On (Not) Writing, Part I
October 5th, 2008 at 3:29 PMOne Chanter meeting, Darren, poet and self-described “internet fiend”, told me he knew about this blog. “You never update it,” he said. “Why?”
It’s a good question. Though I’ve been parked at this web space since 2004, I have never regularly updated this site. There were times when I updated often, of course, but consistency, in the broad sense, has never been a virtue of citizenb. And I have, without a doubt, lost readers for this reason, as well as a valuable opportunity to practice writing and get my thoughts out there. I even go so far as to promise more and more-consistent updates (case-in-point: the as-of-yet unwritten post on the RNC) and fail to deliver.
So, where’s my sense of commitment? Why don’tI update this thing? “I’m lazy,” I said to Darren. Even if that is true, it is too easy an answer. When it really comes down to it, I don’t know.
But it’s something I’ve been thinking about, even before Darren pointed out my lack of commitment. On a hike along the shore of Lake Superior this summer, Jaynin asked me why I write. Responding, I sounded like a politician: my answers were anything but straight. I always talked about being a writer in some future capacity, she said, blabbering on about how I could become one, as if it were some benchmark I had to fly by or some position I could get promoted to. Didn’t you become a writer by writing? Or maybe not even–all you had to do was identify, to represent. No one needed to give you permission. It came from within, not from without.
One of the most thought-provoking pieces of advice someone gave me when I was leaving high school was this: no one ever grows up. You’ll still always been who you always have been–mercurial, constant, good, bad, fast or slow. You do not reach some magical plateau where things are figured out, people behave, and life is more discrete. While some people may embody ‘grown-up-ness’, the process of becoming and being grown-up is something based on coercion and consent, an embrace of older age and identity or a tacit, unsaid acceptance.

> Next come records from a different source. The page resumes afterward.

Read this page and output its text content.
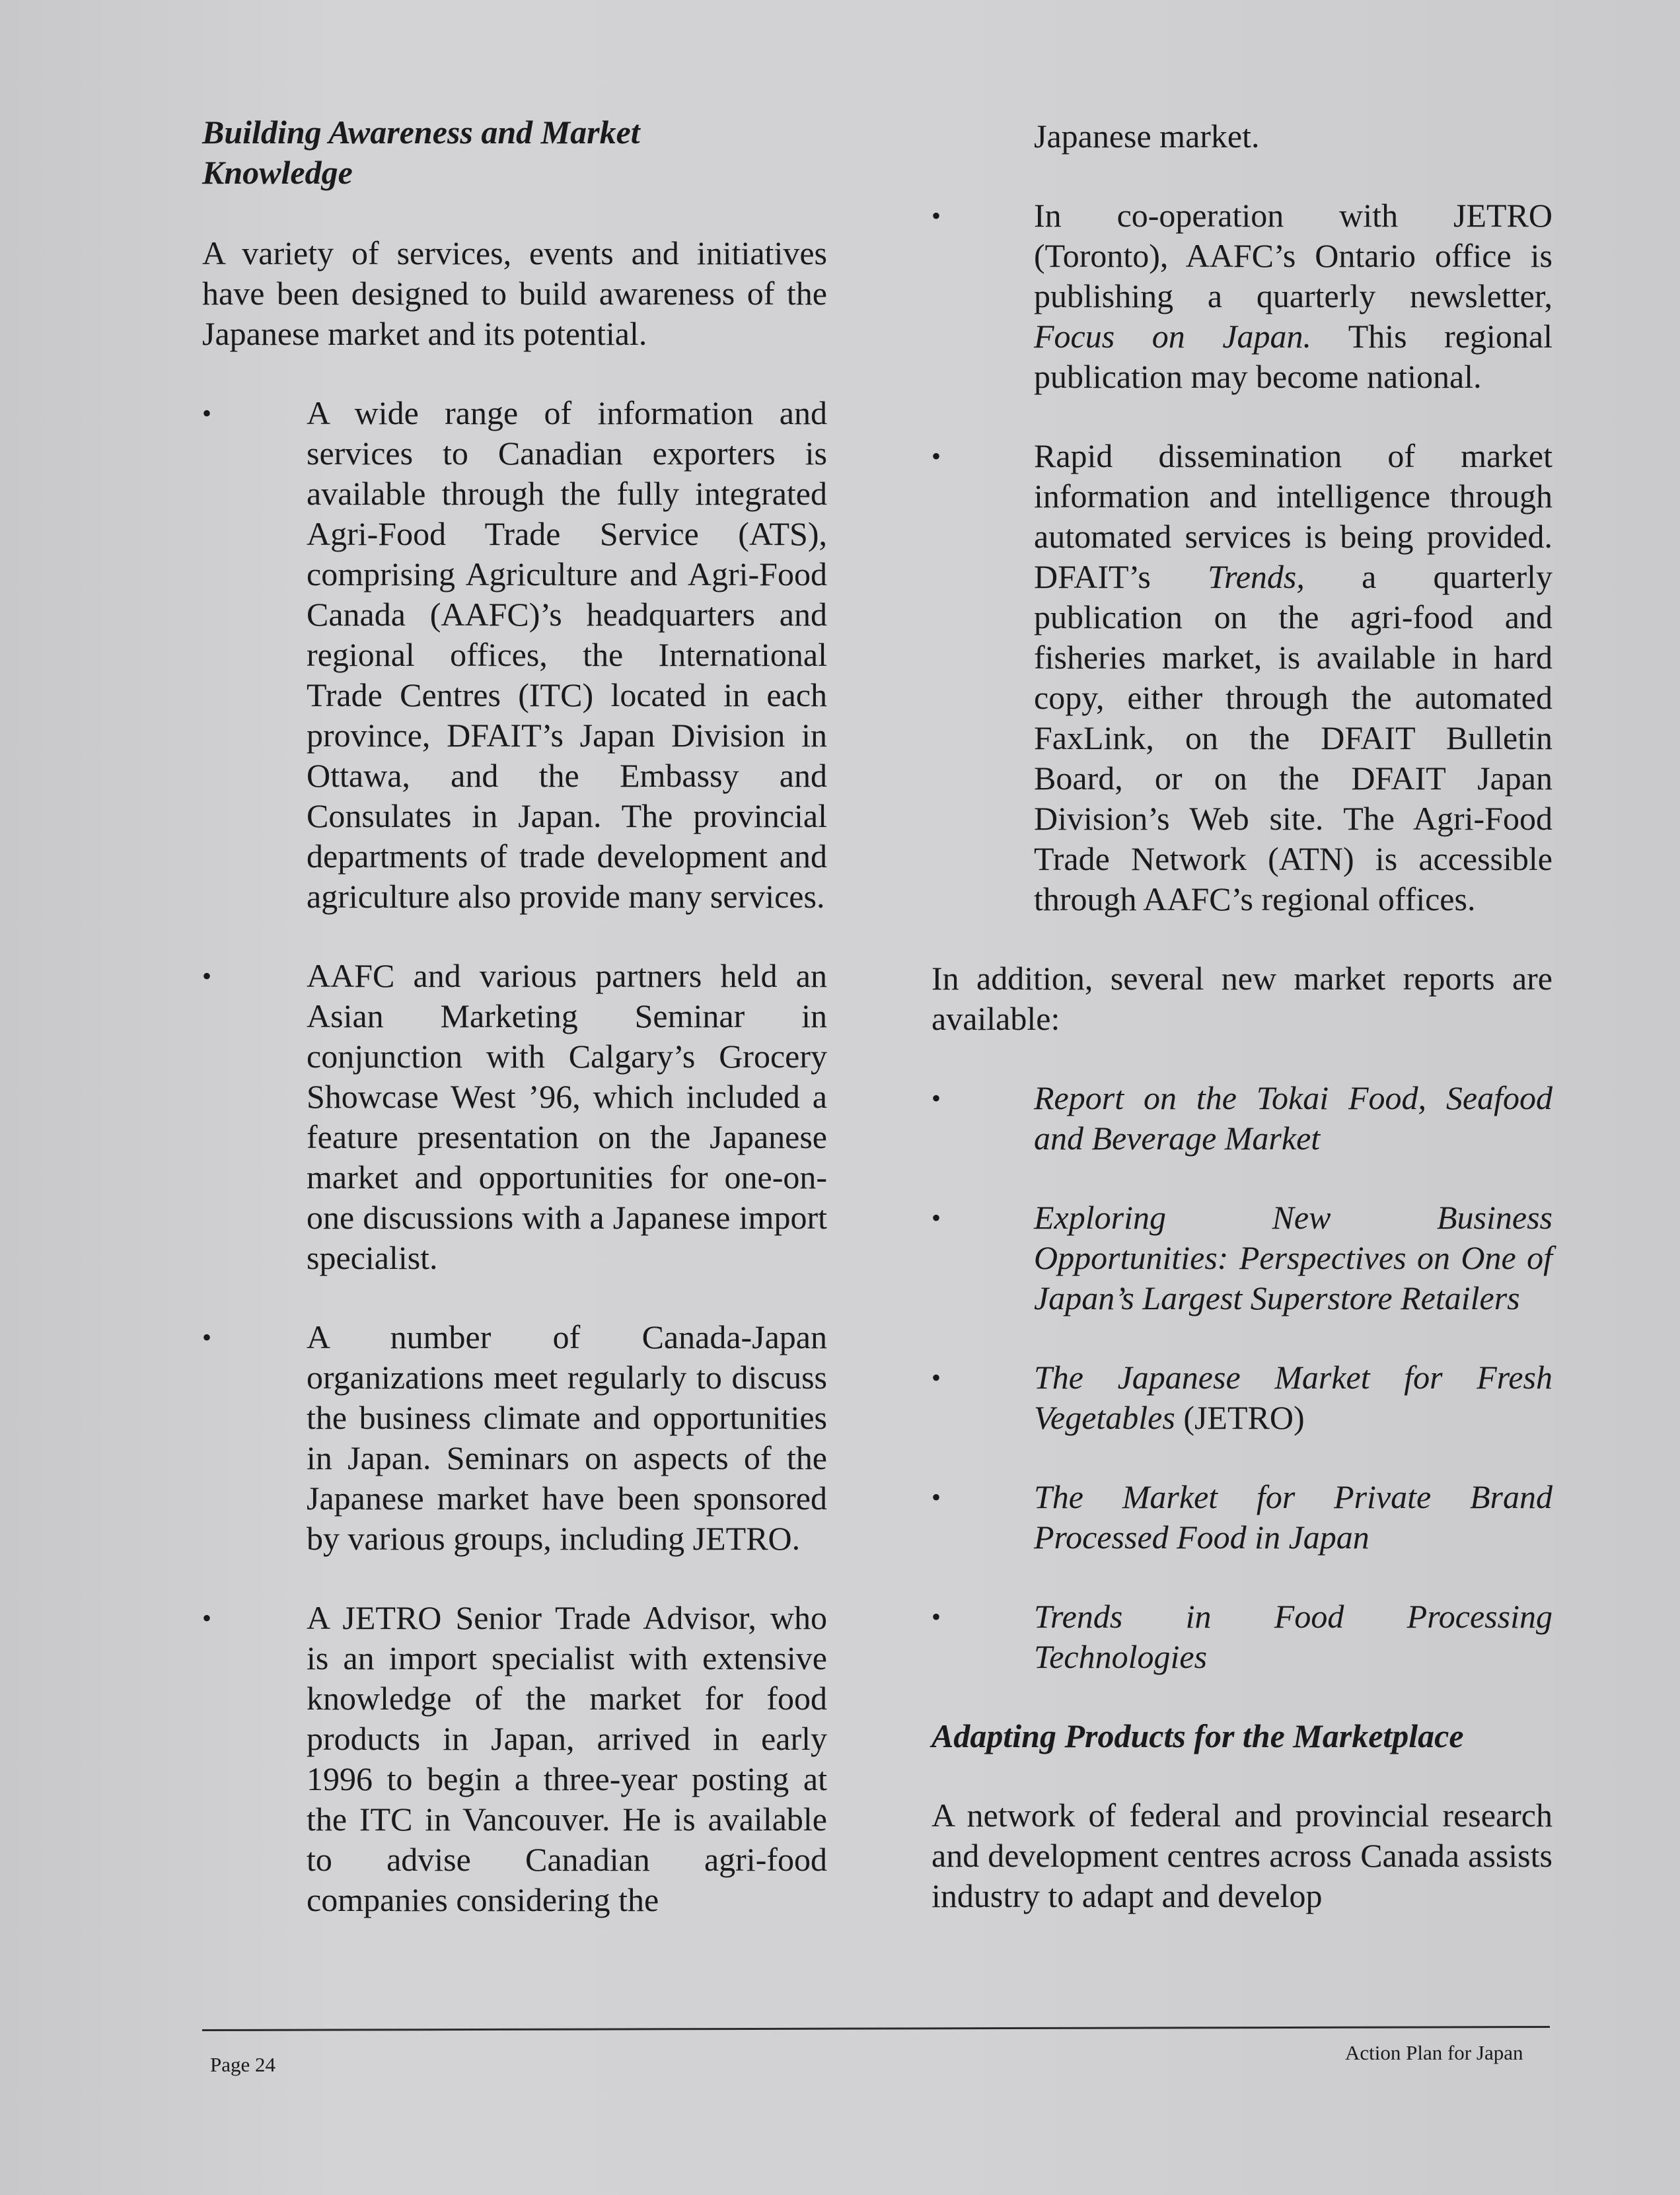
Building Awareness and Market Knowledge

A variety of services, events and initiatives have been designed to build awareness of the Japanese market and its potential.

•	A wide range of information and services to Canadian exporters is available through the fully integrated Agri-Food Trade Service (ATS), comprising Agriculture and Agri-Food Canada (AAFC)’s headquarters and regional offices, the International Trade Centres (ITC) located in each province, DFAIT’s Japan Division in Ottawa, and the Embassy and Consulates in Japan. The provincial departments of trade development and agriculture also provide many services.
•	AAFC and various partners held an Asian Marketing Seminar in conjunction with Calgary’s Grocery Showcase West ’96, which included a feature presentation on the Japanese market and opportunities for one-on-one discussions with a Japanese import specialist.
•	A number of Canada-Japan organizations meet regularly to discuss the business climate and opportunities in Japan. Seminars on aspects of the Japanese market have been sponsored by various groups, including JETRO.
•	A JETRO Senior Trade Advisor, who is an import specialist with extensive knowledge of the market for food products in Japan, arrived in early 1996 to begin a three-year posting at the ITC in Vancouver. He is available to advise Canadian agri-food companies considering the

Japanese market.

•	In co-operation with JETRO (Toronto), AAFC’s Ontario office is publishing a quarterly newsletter, Focus on Japan. This regional publication may become national.
•	Rapid dissemination of market information and intelligence through automated services is being provided. DFAIT’s Trends, a quarterly publication on the agri-food and fisheries market, is available in hard copy, either through the automated FaxLink, on the DFAIT Bulletin Board, or on the DFAIT Japan Division’s Web site. The Agri-Food Trade Network (ATN) is accessible through AAFC’s regional offices.

In addition, several new market reports are available:

•	Report on the Tokai Food, Seafood and Beverage Market
•	Exploring New Business Opportunities: Perspectives on One of Japan’s Largest Superstore Retailers
•	The Japanese Market for Fresh Vegetables (JETRO)
•	The Market for Private Brand Processed Food in Japan
•	Trends in Food Processing Technologies
Adapting Products for the Marketplace

A network of federal and provincial research and development centres across Canada assists industry to adapt and develop

Page 24
Action Plan for Japan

In the same way, I am thinking now, you do not become a writer: you are or are not. It is a state of mind achieved through a sometimes subconscious handshake of interior thought and social life. And I am realizing more and more that I am not a writer. I talk about becoming a writer because I understand something intuitively: I cannot identify as a writer because I lack the confidence to do so. I lack the confidence because I do not write and I do not write because I am afraid: afraid I do not know what to write about, afraid that others will not like it, afraid I will waste my time, afraid, most of all, that I am not good enough.
This is how far the rabbit-hole goes. I realize now, to appropriate Pogo, that I have met my enemy and he is me. I write for other people. I write because that’s what I have been told I should do. I have to find my own voice. I have to write for me.